Organisations powered by Impala include Bank of America, J. P. Morgan, Apple, MetLife, etc.
Samza
Samza is an open-source tool for streaming data processing that was designed at LinkedIn.
It has 3 layers
- Streaming
- Execution
- Processing
Pros include operational ease, high performance, horizontal scalability, ability to execute same code for batch processing as well as streaming data and pluggable architecture
Cons include unsuitable for extremely low latency processing.
Organisations powered by Samza include Optimizely, Expedia, VMWare, ADP, etc.
Conclusion
There is no dearth for frameworks in the market currently for Big Data processing. There is no single framework that is best fit for all business needs. But to highlight a few frameworks, Storm seems best suited for streaming while Spark is the winner for batch processing. For every organisation or business, one’s own data is most valuable. Investing in Big Data frameworks involves spending. Many frameworks are freely available while some come with a price. Depending on the project needs, avail of trial versions offered.

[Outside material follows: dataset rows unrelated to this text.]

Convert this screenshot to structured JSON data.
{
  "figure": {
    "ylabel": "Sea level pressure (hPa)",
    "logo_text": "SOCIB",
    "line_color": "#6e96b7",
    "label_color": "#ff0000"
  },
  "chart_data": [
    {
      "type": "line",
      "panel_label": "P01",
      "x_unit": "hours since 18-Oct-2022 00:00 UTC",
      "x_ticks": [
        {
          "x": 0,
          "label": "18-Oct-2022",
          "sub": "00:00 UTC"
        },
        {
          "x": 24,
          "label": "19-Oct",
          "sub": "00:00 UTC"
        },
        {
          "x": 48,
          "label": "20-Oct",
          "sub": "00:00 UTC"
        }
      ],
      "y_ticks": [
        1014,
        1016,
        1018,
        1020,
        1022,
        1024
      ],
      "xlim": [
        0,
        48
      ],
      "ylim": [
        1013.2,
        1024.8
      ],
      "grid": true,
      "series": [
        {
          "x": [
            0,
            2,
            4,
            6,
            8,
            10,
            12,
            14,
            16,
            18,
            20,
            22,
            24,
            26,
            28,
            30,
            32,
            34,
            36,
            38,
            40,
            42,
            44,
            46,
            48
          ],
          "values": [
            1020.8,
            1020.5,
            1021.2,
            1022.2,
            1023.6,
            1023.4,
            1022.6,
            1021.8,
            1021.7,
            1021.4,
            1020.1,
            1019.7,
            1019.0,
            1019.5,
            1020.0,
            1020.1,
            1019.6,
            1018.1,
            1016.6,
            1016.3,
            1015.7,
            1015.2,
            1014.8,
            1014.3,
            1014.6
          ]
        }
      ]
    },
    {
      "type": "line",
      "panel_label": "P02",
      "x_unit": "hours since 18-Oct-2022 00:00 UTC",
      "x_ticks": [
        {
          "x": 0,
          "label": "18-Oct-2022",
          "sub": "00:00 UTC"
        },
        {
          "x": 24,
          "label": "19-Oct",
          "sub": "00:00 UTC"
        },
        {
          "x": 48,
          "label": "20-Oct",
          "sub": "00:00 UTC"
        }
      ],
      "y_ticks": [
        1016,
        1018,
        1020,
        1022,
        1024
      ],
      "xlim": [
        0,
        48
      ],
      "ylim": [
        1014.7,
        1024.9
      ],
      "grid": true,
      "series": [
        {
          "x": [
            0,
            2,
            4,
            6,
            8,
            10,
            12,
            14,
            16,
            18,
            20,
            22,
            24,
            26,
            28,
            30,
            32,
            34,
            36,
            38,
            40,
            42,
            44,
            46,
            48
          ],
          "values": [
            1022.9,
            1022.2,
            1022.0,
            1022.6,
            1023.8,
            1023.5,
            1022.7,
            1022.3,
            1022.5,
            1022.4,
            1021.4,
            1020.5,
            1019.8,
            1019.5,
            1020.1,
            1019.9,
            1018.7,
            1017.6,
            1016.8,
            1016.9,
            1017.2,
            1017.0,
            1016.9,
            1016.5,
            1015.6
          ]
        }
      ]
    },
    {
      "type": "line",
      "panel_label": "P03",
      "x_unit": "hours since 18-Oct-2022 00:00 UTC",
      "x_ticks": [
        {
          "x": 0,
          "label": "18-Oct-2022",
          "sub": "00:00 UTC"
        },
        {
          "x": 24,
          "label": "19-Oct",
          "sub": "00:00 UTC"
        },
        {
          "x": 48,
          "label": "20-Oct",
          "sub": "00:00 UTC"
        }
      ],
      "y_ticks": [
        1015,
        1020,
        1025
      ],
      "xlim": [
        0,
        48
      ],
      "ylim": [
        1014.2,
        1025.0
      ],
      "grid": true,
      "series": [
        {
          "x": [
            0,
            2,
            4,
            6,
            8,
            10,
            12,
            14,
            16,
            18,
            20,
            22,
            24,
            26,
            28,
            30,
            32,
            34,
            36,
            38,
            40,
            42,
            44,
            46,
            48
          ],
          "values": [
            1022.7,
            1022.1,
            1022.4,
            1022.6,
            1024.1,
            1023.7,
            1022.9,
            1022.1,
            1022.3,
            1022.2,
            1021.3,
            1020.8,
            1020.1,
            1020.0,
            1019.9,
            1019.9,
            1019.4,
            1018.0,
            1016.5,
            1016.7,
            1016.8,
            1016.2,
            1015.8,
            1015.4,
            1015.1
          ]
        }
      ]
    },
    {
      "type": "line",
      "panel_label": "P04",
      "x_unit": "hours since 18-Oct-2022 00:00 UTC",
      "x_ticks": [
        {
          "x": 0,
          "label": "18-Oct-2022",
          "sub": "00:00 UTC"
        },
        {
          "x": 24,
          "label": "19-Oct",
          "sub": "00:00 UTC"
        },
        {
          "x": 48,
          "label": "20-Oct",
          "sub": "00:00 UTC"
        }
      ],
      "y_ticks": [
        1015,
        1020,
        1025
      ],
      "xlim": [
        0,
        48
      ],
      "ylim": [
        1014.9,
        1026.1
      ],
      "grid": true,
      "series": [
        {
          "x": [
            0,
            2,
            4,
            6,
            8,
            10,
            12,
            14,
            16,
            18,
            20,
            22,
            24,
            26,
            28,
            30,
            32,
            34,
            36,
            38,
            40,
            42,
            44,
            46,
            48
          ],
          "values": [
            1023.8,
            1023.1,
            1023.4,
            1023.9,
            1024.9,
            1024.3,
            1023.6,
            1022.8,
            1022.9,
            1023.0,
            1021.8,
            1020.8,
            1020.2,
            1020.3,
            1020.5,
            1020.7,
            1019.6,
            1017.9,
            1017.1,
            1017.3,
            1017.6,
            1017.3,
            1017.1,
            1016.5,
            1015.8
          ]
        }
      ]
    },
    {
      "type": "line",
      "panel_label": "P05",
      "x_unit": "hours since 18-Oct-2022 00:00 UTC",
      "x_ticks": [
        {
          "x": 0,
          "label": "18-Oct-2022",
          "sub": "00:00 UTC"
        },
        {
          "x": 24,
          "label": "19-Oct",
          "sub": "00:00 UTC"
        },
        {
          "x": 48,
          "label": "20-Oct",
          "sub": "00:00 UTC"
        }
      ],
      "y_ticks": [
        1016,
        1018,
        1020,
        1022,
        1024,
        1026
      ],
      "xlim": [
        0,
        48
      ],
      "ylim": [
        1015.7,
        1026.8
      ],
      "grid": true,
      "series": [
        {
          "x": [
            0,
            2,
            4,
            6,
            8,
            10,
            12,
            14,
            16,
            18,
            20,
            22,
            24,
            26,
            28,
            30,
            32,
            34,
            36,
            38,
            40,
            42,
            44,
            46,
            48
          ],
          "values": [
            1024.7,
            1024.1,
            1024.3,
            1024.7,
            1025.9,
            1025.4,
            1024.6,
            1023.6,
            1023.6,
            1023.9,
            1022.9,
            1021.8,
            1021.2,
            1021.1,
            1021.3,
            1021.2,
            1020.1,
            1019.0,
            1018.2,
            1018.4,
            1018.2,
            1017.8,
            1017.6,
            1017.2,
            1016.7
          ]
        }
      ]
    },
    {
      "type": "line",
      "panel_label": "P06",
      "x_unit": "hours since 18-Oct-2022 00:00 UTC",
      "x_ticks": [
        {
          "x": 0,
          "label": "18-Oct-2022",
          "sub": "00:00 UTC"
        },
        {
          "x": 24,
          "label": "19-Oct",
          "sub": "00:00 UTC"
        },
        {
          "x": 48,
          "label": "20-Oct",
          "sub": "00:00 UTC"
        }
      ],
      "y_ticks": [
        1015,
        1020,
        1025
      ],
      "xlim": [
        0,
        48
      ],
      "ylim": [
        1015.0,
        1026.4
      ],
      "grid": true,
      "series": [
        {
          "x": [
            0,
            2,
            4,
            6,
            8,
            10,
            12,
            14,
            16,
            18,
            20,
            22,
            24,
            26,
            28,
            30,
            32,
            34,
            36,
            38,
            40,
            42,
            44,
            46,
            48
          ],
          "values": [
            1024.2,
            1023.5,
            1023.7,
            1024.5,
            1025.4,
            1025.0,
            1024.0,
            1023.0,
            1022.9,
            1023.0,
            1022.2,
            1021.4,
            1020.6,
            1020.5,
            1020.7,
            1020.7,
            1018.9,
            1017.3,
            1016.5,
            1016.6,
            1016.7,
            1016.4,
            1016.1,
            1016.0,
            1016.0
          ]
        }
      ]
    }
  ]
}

Understand the goals of the business. If possible, experiment with the framework on a smaller scale project to understand its functioning better. Scalability is an aspect which should be borne in mind for future implementations. At times, the solution may lie in using multiple frameworks depending on its feasibility for the various process components involved. Investing in the right framework can pave the way for success in business.